When he entered office in 2011, Rabbi Goldin expressed willingness to explore the issue of including rabbis in the RCA who were ordained by Rabbi Avi Weiss at YCT, an issue that is still being discussed and has generated strong views on both sides. The institution does not enroll women, but Rabbi Weiss has recognized a woman, Sara Hurwitz, as a rabba, with similar duties to a rabbi, which created controversy within the RCA.
YCT has since withdrawn its application to have its rabbis accepted by the RCA.
In a brief phone interview on Monday Rabbi Dratch declined to comment about the controversy.
Rabbi Goldin, in an interview, framed the controversy as not unusual given the organization’s diverse membership. “We pride ourselves in representing many different points of view,” he said. “None of this, to me, is unexpected.”
But he acknowledged that the current situation was unprecedented.
In past years the election has taken place at the RCA’s annual convention, with voting rights extended only to those in attendance.
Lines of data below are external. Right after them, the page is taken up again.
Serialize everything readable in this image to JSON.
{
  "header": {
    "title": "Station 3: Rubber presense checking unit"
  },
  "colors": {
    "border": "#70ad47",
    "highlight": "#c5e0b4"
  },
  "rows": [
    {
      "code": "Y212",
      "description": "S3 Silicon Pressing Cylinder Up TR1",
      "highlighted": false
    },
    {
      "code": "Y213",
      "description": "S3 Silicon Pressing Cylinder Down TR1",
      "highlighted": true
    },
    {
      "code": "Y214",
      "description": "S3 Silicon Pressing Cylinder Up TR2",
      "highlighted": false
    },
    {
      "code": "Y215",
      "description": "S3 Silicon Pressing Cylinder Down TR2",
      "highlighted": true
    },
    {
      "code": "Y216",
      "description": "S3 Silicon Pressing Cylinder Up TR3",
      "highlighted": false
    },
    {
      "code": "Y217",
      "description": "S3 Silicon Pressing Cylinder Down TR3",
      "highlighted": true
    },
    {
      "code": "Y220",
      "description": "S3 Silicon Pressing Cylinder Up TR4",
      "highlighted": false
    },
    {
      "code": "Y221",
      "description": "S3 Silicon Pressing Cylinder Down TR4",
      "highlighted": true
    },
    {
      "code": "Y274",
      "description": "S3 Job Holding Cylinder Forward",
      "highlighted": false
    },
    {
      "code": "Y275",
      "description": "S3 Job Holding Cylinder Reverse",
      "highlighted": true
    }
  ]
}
This year voting is being allowed by mail and e-mail.
He said the process of appointing the executive vice president is now being delayed until after the board election, which means that a new slate could rescind the job offer extended to Rabbi Dratch.
On the other hand, rejection of the new slate could give Rabbi Dratch a strong mandate in the post.
Steven Bayme, director of the Contemporary Jewish Life Department at the American Jewish Committee said while he was not privy to internal RCA politics, “The larger issue is that Modern Orthodoxy needs to play a very critical bridging role between Orthodoxy and the rest of the Jewish community. In that sense, the people it appoints to leadership positions, would, I hope, fulfill that role.”
He said Rabbi Dratch “has been a positive force in his work in Jewish education and at his pulpits. He is very much a person who is open and willing to work with others. His [appointment] would be a very positive step.”